Effects of Bone Transport Combined with Drug-loaded Calcium Sulfate on Expression of Inflammatory Factors and VEGF in Rats with Infectious Bone Defects.

ABSTRACT

Background: Infectious bone defect refers to severe bone tissue damage caused by skeletal infection, often resulting in impaired skeletal function and intense inflammatory responses. Treating infectious bone defects is a challenging task, as conventional treatment methods often fail to completely eliminate the infection focus and may easily lead to inflammatory responses in the bone defect area.

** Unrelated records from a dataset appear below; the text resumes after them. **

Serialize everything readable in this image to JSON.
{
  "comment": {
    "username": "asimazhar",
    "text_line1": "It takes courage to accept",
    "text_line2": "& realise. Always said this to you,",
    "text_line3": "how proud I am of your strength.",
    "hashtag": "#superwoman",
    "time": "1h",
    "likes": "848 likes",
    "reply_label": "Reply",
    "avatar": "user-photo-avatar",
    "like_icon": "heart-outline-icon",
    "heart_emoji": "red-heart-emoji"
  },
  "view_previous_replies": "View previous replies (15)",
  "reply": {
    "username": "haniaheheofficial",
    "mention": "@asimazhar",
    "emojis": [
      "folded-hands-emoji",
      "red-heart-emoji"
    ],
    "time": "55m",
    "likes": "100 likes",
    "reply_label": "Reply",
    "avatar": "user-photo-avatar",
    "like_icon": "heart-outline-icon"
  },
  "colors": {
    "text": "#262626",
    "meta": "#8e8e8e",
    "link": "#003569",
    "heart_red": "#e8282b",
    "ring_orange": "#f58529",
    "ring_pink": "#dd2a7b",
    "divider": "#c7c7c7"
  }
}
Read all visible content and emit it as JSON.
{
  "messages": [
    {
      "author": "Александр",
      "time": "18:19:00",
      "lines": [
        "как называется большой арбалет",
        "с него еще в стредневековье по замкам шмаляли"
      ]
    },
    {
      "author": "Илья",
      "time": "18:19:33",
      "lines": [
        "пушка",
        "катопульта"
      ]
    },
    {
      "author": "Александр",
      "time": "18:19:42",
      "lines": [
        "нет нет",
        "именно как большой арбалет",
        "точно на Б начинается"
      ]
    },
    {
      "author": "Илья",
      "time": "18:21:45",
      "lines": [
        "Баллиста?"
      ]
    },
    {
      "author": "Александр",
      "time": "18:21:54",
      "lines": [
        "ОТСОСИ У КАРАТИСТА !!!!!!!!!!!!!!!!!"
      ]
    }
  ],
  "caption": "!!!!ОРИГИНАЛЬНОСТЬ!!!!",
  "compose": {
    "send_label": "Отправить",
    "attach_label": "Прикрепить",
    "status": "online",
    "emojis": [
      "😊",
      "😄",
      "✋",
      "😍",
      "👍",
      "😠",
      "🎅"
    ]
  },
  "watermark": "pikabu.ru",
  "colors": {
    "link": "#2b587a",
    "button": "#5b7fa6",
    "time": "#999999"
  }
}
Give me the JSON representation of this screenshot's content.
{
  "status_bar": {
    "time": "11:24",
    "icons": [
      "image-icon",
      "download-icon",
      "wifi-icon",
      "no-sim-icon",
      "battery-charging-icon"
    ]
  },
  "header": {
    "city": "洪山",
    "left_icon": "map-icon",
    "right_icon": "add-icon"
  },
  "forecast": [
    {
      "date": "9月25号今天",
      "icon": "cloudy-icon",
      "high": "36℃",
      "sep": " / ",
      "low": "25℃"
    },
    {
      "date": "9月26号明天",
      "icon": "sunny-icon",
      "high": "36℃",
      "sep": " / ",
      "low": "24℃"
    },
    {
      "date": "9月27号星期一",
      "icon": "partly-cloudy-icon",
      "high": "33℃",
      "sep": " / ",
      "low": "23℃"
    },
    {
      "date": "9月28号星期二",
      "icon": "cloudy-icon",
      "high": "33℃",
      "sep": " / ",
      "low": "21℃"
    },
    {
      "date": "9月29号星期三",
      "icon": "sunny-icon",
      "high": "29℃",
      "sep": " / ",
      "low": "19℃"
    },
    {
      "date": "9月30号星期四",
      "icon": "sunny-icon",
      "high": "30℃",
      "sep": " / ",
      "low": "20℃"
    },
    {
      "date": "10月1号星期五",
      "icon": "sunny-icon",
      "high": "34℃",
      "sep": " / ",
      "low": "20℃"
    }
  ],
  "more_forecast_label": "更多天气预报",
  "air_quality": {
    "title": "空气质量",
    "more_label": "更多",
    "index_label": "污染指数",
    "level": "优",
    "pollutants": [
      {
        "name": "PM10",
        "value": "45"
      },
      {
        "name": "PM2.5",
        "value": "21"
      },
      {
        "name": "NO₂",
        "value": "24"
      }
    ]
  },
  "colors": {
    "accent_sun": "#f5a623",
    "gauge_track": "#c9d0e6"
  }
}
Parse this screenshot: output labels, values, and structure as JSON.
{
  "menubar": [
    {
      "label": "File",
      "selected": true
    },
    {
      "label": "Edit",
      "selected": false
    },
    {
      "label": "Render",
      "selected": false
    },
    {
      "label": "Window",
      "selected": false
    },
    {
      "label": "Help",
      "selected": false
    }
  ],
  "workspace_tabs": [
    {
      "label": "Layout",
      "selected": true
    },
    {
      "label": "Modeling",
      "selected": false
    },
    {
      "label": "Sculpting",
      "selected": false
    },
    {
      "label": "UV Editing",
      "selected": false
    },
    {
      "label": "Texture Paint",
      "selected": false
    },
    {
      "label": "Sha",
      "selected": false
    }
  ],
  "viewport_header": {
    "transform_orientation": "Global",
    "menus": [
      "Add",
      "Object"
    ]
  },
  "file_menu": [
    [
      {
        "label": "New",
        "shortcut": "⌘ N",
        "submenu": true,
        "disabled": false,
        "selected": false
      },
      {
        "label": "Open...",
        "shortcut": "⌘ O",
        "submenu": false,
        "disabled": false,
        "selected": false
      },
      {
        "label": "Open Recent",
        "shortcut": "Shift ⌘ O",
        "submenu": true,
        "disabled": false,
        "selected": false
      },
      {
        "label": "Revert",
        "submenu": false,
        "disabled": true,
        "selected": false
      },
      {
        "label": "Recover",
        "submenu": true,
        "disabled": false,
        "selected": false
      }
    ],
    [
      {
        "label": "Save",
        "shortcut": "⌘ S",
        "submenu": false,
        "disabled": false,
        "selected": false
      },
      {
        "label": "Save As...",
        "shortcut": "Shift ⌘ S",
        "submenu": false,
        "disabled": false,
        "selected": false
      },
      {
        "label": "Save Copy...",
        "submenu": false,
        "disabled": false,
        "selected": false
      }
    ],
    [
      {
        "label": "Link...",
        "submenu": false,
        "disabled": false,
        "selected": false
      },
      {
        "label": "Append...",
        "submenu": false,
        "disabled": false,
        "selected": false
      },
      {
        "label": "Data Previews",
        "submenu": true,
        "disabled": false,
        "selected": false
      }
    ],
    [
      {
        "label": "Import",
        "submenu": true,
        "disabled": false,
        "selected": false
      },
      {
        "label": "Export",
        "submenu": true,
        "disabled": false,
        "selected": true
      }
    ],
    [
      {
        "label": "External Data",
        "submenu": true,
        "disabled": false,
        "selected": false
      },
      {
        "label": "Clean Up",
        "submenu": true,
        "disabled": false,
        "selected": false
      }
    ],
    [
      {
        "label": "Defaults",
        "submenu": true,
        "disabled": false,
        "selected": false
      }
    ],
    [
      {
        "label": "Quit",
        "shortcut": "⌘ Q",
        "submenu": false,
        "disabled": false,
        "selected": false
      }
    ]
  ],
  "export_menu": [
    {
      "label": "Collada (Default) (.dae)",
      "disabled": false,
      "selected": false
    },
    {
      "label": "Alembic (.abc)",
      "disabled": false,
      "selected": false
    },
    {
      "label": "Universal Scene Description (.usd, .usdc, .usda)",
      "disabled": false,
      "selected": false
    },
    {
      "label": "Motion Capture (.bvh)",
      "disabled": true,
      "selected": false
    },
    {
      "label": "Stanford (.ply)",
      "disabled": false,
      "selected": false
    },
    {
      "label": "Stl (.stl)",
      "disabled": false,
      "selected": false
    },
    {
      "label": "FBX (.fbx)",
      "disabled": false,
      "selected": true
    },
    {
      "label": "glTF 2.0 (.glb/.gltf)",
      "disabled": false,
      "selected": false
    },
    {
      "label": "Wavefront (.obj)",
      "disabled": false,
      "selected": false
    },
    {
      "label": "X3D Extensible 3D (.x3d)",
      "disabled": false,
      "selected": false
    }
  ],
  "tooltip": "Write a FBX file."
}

Objective: To examine the impacts of bone transport (BT) in conjunction with drug-loaded calcium sulfate (DLCS) on the expression of inflammatory factors and vascular endothelial growth factor (VEGF) in rats with infectious bone defects. Methods: A total of 40 rats were randomly allocated to 4 groups-the sham, model, BT, and BT + DLCS groups-with 10 rats in each group. Interleukin 10 (IL-10), tumor necrosis factor (TNF), nuclear factor-κB (NF-κB), insulinlike growth factor 1 (IGF 1), and recombinant human basic fibroblast growth factor (rhbFGF) concentrations in serum were measured using enzyme-linked immunosorbent assay. In bone tissue, histopathological changes in defective bone were assessed through hematoxylin-eosin staining, CD34 expression was examined by immunohistochemistry, and VEGF expression was examined by Western blot. Results: In comparison with the sham group, the model group had significant increases in serum IL-10, TNF, and NF-κB concentrations as well as notable decreases in IGF-1 and rhbFGF serum concentrations and CD34 and VEGF expression in the bone tissue (P < .05). In contrast to the model group, both the BT and BT + DLCS groups had significant reductions in serum concentrations of IL-10, TNF, and NF-κB. Additionally, the BT and BT + DLCS groups had significant increases in serum concentrations of IGF-1 and rhbFGF as well as expression of CD34 and VEGF in the bone tissue (P < .05). The BT + DLCS group had significantly lower serum concentrations of IL-10, TNF, and NF-κB compared with the BT group. Furthermore, the BT + DLCS group had significantly elevated serum concentrations of IGF-1 and rhbFGF as well as increased expression of CD34 and VEGF in the bone tissue compared with the BT group (P < .05). Conclusion: The promotion of infected bone defect healing in rats through the combination of BT and DLCS may be attributed to the suppression of inflammatory responses and the elevation of VEGF expression to facilitate vascular regeneration.